7. When I first moved here, I considered having my groceries delivered. After a few unsuccessful attempts to connect with a store that delivered, I decided to go to stores myself to get what I needed. I'm glad I made this decision. It gives me greater independence and the ability to choose what I want, staying within my price range.
8. When you're on your own and living on a fixed income, it can be handy to look for household items at second-hand stores or stores that have frequent sales. I enjoy second-hand shopping. I shop for my clothes and general household items at second-hand stores and for food at a grocery store that frequently has sales. This store gives its customers some cash back in February each year as an incentive for them to keep shopping there. In short, spend wisely, look for deals, and follow the saying, "One person's trash can be another person's treasure."
9. Since I like to do as much of my shopping as possible myself, I make sure I have a way to carry my items in one hand and my cane in the other. I have a bag that has two wheels on one side. I can pull it behind me, just as one would pull a suitcase. This bag may not be as spacious as a suitcase, but it's made of waterproof material and stands upright without easily tipping over. I've tried carrying cloth bags of groceries, and my bag on wheels is a much better option for me.

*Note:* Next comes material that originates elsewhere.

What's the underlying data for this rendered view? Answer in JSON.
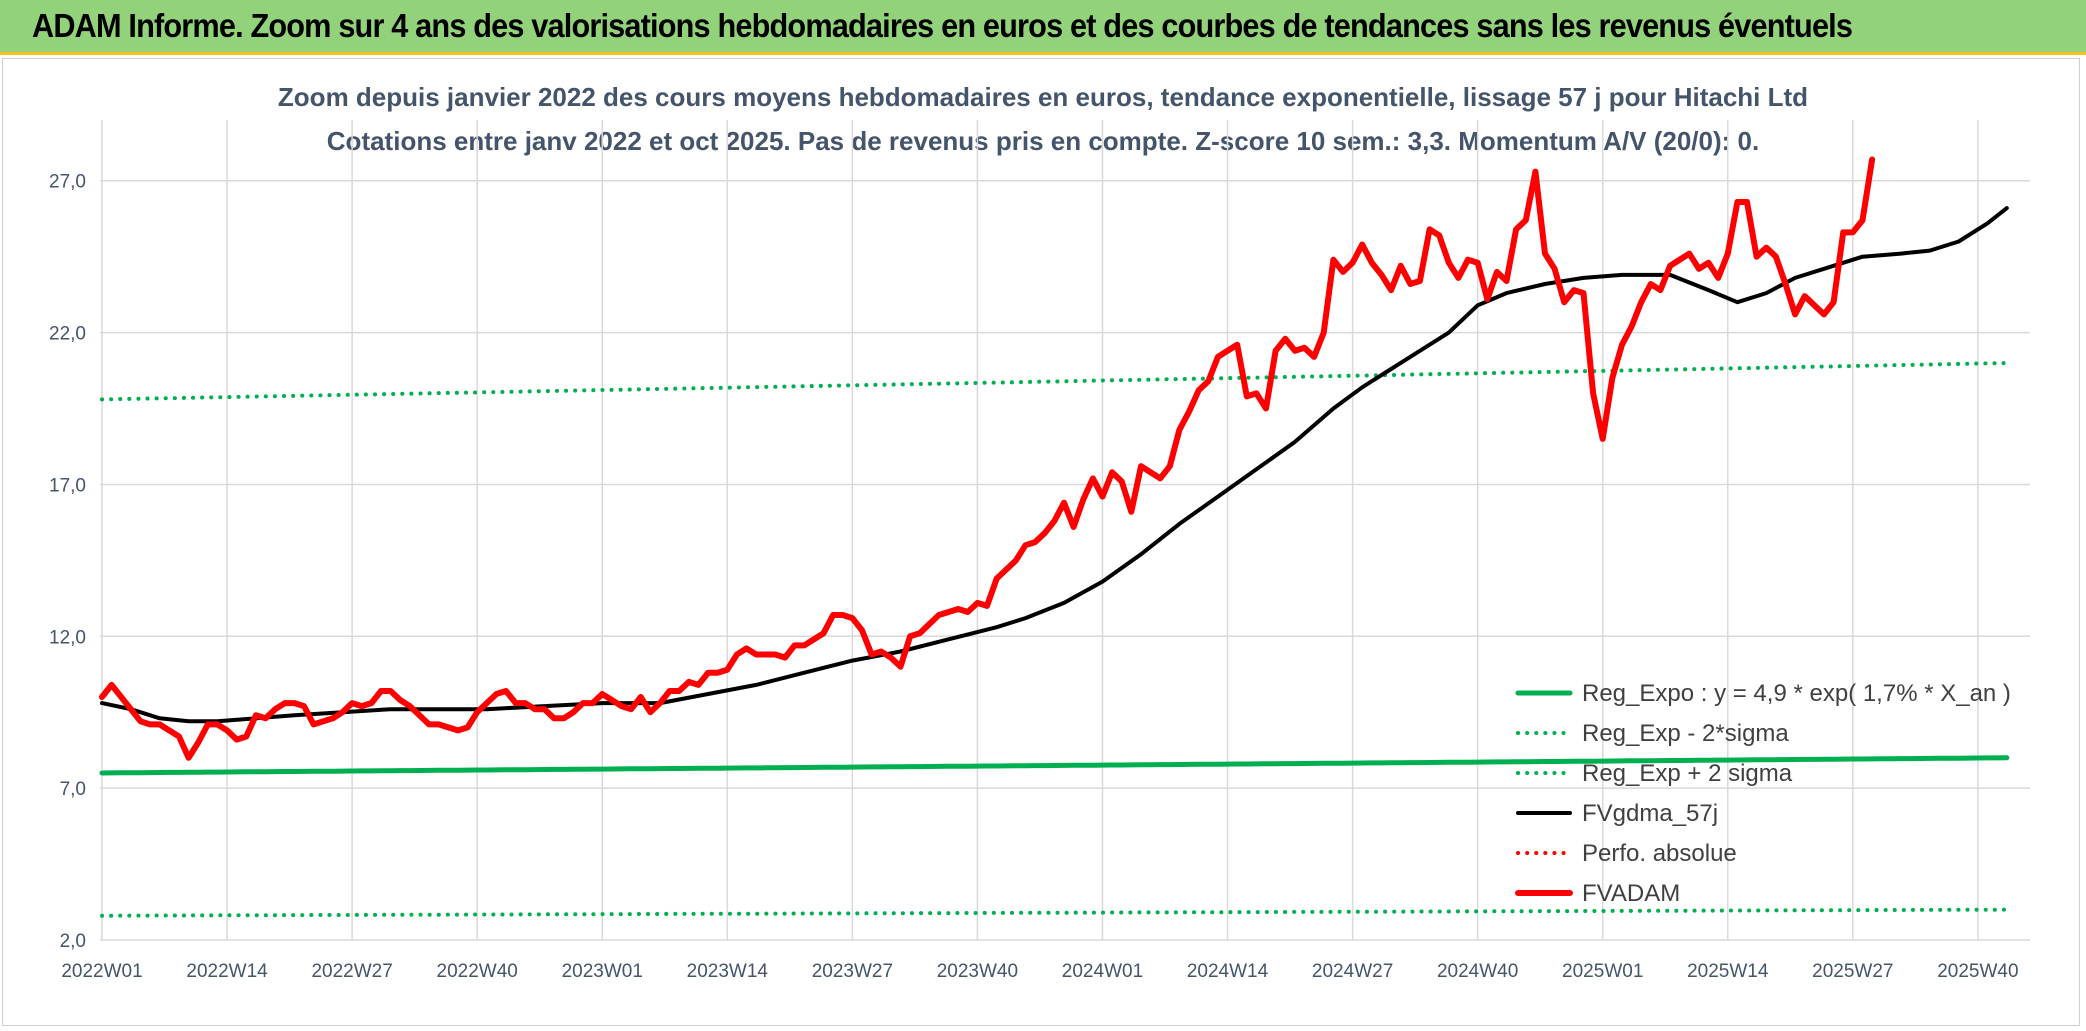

Even when it's filled to the top, I can still move it, thanks to its two trusty wheels.
10. To help with labeling your personal belongings, it could be a good idea to invest in a Pen Friend, a product initially put out by the Royal National Institute of the Blind (RNIB) in London. You can use its accompanying stickers to label just about anything. You put the device on a sticker and record a label with your voice. While I'm a strong supporter of Braille and Braille labels, I like using my Pen Friend's labels for folders in my filing cabinet and for important print papers. The product is a bit pricey, but I've found that it's a worthwhile investment.